Ever heard this story before?
1) Rays pitcher throws pitch to David Ortiz.
2) Ortiz crushes home run and flips bat; walks the bases slowly enough for you to walk to the fridge and crack a beer when he’s heading to first and get back to the game before he crosses home plate.
3) Rays pitcher complains to press after the game.
4) David Ortiz is not impressed.
If that sounds familiar, it’s because it is, and Sunday’s game apparently left a bad enough taste in Rays pitcher Chris Archer’s mouth that he felt compelled to open up to the media about it. David Ortiz’s 3-run home run, the trademark bat flip, and a stroll around the bags in the third inning of yesterday’s game didn’t sit well with the losing pitcher.
“”I think it was a perfect example of what (David) Price said,” Archer said. “All of my interactions … off the field have been good but when it comes to him on the field, I don’t know what makes him think that he can showboat the way he does and then nobody retaliate, nobody look at him a funny way or nobody pitch him inside.”
“I don’t know why he feels like that but obviously he feels the way David [Price] said he does. He feels like he’s bigger than the game. He feels like the show is all about him when in reality, if I don’t walk Daniel Nava, if I don’t give up an infield single to Dustin Pedroia, his one home run means nothing.”
(This logic, of course, makes about as much sense as “Well, if we had scored more runs than the other team, we would have won”, but…moving on…)
“I hope he realizes that there’s more that goes into it than just him. I don’t know. I feel like you can’t say that your true character is defined by one action, but multiple actions speak to who you are. That’s all I have to say.”
Understandably, emotions run high after a tight contest with a division rival (just ask Richard Sherman and Erin Andrews), but David Ortiz didn’t respond to Archer with nearly as much venom as he did when David Price beaned him and Mike Carp earlier this year. Suffice to say, Ortiz was not impressed with Archer’s assessment.
“Whatever, dude. There’s always going to be comments out there,” Ortiz said. “He’s not the right guy to be saying that, I don’t think.
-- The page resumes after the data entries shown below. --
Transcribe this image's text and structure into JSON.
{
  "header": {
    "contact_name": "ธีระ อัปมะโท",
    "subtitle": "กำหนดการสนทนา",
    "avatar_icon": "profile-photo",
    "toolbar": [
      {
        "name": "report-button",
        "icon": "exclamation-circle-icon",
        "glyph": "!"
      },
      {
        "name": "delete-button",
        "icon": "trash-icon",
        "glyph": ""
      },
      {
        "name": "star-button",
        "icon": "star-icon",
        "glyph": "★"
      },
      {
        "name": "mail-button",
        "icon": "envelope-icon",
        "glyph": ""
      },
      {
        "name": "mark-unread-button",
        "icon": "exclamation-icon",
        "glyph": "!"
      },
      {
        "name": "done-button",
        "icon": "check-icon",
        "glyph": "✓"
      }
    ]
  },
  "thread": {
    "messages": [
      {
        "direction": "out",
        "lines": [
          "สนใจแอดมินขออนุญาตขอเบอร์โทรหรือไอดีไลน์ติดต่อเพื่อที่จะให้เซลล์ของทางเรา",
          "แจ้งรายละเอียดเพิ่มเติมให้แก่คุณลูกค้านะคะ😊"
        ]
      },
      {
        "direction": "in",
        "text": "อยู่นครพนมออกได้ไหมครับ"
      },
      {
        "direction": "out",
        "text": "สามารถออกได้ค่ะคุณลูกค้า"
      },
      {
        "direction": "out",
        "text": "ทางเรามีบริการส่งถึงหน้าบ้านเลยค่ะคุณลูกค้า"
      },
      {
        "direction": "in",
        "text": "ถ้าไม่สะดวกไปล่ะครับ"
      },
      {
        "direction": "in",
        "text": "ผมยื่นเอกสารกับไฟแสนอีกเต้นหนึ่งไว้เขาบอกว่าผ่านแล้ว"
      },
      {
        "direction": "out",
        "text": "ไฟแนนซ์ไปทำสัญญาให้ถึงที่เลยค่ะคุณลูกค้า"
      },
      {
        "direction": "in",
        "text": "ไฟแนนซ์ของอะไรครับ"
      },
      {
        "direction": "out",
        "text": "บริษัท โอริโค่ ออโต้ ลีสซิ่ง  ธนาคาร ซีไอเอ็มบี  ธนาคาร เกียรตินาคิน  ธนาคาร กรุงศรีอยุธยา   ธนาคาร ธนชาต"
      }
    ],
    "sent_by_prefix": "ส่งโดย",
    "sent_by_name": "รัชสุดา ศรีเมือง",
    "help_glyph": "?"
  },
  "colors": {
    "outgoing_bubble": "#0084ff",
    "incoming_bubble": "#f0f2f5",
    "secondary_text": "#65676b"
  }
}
He’s got two days in the league.”
“What can I tell you, man? Players these days are too sensitive about things. Just leave it at that. I think he’s a good pitcher, I think he has great stuff. He’s a guy I think is going to be pretty good, but it takes some time to get to that level.”
The difference, of course, between this and David Price’s venting after last year’s ALDS is that David Price, is, well, David Price, one of the most feared pitchers in the league.
Even if both teams’ odds for the playoffs are sketchy at best, this rivalry looks to be just as entertaining as Ric Flair vs. Randy Savage from here on out. Baseball could always use a few more teams that can’t stand each other.